Conviene cierto entrenamiento para afrontar el cambio, la denominación distinta de las monedas, si es que se produce, como todo hace temer. Los viejos nos aferramos, inútilmente, como siempre, al mantenimiento de lo conocido, sea el sistema métrico decimal, la raya del pantalón o la devaluada costumbre de dar los buenos días en el ambulatorio.Bastante más obstinados, los británicos tuvieron que avenirse a lo primero y no deja de serles mortificante que ahora el continente les proponga un definitivo abandono de la libra y los acomodados peniques. Comprensible la terca resistencia sajona.

Adiós, nosotros, a la peseta, al duro, al verde, al kilo que inventó El Cordobés.

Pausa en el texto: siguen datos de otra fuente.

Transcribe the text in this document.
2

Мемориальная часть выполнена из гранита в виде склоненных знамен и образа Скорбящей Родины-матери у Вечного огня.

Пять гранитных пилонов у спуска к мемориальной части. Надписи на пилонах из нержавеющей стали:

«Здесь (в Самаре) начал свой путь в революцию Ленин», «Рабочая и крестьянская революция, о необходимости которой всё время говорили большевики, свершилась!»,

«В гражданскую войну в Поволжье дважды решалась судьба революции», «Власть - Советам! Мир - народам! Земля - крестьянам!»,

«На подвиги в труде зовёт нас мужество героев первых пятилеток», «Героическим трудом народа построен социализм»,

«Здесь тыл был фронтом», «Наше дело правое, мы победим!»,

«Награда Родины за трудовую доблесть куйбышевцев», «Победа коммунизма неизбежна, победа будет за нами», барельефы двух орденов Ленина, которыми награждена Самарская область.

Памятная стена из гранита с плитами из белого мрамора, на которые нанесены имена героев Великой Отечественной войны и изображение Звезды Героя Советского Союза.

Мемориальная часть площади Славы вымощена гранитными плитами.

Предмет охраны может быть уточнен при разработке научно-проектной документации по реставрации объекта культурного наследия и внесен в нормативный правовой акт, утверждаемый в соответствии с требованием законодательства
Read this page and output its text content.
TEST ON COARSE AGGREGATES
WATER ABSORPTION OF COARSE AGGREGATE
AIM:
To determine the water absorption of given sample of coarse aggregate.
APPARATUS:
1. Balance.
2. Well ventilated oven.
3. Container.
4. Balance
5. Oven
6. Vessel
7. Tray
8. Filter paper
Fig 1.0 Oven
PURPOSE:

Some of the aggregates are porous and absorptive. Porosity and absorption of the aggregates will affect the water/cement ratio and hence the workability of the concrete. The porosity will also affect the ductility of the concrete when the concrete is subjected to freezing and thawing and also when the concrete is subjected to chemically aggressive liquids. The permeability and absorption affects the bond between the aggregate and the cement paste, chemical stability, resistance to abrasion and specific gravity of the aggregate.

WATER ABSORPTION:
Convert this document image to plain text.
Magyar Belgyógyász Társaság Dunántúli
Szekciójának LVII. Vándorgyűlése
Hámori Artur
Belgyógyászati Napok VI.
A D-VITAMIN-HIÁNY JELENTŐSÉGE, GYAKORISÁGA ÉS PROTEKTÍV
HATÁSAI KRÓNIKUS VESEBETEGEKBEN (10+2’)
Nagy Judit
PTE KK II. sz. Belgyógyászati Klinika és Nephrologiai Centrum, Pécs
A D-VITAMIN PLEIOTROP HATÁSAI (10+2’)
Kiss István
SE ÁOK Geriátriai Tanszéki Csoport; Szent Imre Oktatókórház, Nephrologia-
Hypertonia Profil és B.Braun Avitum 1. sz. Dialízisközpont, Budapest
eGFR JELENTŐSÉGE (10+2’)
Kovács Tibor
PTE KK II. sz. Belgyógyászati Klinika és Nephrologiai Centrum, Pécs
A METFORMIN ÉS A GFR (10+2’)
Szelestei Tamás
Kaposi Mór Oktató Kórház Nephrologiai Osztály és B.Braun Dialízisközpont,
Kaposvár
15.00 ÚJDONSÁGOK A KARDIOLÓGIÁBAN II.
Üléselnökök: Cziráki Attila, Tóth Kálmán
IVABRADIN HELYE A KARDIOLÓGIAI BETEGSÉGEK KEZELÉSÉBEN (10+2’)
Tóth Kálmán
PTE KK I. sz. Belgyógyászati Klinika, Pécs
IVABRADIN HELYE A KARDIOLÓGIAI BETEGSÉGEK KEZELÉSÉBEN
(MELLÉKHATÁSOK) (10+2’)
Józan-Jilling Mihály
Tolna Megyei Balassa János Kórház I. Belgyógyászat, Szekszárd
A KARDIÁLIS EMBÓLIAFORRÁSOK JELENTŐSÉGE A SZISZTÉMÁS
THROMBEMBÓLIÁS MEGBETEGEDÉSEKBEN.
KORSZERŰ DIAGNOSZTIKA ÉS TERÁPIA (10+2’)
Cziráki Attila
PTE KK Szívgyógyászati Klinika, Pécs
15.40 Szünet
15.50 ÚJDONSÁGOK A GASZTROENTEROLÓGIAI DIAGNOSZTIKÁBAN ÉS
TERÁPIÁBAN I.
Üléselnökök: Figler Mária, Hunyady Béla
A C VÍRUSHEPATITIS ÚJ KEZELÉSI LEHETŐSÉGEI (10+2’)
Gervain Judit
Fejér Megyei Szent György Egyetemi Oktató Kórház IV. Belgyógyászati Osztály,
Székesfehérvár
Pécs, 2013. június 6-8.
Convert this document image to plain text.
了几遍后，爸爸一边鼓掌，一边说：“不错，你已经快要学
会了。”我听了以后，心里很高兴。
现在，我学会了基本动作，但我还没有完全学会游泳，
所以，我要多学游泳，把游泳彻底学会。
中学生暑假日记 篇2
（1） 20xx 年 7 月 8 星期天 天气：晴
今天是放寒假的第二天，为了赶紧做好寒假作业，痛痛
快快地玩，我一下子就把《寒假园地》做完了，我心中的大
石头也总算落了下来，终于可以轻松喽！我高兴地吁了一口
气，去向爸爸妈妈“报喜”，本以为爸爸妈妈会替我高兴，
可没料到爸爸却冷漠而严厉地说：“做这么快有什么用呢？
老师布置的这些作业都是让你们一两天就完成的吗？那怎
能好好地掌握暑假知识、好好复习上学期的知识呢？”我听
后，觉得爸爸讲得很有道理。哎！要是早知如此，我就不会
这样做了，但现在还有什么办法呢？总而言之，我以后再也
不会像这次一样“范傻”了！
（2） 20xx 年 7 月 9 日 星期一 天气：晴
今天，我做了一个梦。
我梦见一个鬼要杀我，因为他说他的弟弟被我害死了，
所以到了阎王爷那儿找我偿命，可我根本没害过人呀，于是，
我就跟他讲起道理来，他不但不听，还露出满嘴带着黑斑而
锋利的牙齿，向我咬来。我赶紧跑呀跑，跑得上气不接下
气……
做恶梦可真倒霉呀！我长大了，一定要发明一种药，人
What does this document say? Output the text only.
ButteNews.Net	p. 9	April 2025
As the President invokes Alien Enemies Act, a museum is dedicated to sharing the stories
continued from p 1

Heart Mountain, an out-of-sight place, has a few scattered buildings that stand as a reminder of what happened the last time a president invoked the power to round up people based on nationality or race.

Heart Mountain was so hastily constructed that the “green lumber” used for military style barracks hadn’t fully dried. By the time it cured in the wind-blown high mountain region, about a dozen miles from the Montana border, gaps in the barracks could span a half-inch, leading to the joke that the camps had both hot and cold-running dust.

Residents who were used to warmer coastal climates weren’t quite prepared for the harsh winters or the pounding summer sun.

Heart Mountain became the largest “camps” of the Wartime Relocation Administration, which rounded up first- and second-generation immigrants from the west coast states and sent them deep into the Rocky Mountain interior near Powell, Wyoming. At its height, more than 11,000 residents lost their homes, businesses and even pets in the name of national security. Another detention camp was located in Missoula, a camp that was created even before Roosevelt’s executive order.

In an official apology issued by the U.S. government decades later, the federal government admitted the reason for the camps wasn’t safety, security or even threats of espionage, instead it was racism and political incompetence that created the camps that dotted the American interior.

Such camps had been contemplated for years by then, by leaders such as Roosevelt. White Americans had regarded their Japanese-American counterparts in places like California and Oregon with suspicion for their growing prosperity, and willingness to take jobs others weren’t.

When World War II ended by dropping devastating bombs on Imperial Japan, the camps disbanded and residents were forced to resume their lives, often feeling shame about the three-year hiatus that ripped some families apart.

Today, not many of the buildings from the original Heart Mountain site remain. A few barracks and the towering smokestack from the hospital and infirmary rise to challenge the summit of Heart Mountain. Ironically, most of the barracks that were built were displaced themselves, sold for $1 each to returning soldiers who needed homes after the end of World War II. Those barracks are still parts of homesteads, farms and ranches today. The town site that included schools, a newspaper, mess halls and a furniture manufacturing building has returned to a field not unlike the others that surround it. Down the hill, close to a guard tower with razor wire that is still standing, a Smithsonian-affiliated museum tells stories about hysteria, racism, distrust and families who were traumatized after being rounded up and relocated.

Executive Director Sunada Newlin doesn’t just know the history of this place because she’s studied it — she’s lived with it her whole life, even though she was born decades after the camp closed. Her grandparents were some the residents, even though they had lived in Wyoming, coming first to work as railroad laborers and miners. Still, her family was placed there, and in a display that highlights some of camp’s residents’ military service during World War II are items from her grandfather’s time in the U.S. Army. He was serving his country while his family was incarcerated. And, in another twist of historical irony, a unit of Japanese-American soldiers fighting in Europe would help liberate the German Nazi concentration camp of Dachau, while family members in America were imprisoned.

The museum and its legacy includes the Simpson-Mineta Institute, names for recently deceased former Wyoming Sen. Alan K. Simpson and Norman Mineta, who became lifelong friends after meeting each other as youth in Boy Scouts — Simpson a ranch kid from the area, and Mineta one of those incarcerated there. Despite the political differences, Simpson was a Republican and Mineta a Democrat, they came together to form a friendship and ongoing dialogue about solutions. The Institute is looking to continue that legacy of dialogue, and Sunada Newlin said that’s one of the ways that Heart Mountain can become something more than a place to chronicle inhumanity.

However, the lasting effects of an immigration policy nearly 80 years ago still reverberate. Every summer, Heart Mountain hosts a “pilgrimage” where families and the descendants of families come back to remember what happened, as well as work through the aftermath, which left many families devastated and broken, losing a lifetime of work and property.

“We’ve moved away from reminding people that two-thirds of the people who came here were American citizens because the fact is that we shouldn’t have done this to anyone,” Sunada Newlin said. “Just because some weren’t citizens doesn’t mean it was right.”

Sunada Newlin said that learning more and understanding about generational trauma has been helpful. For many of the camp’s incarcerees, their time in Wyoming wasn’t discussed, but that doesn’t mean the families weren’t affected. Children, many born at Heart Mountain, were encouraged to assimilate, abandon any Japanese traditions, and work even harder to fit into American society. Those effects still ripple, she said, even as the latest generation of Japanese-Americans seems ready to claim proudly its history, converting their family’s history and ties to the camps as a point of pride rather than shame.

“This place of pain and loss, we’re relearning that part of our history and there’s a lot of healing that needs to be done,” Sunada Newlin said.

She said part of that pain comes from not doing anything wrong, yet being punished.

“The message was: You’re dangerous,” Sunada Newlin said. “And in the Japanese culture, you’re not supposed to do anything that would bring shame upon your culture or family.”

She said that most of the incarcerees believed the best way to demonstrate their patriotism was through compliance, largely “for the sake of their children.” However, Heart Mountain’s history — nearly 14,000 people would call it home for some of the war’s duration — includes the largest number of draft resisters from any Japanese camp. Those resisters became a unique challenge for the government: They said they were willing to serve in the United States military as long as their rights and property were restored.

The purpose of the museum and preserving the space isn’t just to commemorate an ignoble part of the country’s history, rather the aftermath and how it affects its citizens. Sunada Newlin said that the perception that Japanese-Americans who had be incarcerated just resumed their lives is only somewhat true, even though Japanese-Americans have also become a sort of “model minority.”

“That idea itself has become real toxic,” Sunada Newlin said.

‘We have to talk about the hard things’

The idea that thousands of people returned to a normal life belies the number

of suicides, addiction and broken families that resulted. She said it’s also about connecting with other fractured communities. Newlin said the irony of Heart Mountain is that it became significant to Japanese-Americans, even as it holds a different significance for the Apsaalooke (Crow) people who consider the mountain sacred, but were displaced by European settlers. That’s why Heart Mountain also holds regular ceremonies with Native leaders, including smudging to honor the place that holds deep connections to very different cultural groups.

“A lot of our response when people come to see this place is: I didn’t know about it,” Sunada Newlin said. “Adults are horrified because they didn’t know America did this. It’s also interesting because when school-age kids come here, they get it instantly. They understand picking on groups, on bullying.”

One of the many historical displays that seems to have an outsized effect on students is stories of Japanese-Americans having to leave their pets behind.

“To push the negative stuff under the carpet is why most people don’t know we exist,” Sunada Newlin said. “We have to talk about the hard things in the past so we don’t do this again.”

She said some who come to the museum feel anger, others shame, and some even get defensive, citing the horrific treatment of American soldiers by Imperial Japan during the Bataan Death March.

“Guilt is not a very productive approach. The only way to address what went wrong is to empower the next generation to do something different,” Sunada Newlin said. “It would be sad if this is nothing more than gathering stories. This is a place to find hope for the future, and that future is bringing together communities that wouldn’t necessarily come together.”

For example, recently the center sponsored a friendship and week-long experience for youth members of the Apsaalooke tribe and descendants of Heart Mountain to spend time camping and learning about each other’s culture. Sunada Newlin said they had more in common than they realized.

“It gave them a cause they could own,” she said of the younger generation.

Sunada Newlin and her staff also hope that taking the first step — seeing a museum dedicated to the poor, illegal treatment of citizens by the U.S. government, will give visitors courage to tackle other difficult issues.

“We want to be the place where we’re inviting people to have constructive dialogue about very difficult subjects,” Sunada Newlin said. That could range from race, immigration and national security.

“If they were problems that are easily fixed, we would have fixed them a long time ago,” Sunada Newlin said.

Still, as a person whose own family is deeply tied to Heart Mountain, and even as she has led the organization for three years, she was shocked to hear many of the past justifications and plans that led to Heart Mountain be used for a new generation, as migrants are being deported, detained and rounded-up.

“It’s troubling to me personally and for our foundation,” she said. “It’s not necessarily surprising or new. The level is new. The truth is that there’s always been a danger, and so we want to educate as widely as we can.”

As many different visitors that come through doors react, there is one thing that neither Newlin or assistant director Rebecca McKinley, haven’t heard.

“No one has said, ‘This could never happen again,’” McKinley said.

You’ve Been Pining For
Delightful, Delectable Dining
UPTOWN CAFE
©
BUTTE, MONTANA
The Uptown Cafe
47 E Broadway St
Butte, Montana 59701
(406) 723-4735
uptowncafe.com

Perseguidos por la jauría de la inflación, echamos fuera del trineo a los céntimos, los reales, y es inexplicable la obstinada pervivencia de la mezquina unidad, que se enreda con la pelusa del bolsillo.

La pela, la cuca, la púa, la leandra toma el rumbo del amadeo, los sevillanos -que coexistieron felizmente con las aleaciones oficiales-, el peso, el machacante serán -fugaz memoria numismática.

También la perra gorda y la chica, que en Asturias llaman perrona y perrina, con festivo desdén hacia un león rampante, más bien repantigado, que apenas palpita en el recuerdo de los muy mayores.

Con 10 céntimos se compraba el periódico diario, seis castañas calentitas en cualquier esquina madrileña y un trayecto de tranvía; los dos céntimos y el céntimo circularon por los despachos de pan y daban para un sello de Correos. Un ramo de violetas no vale más que un real, y encima llaman señorito al comprador.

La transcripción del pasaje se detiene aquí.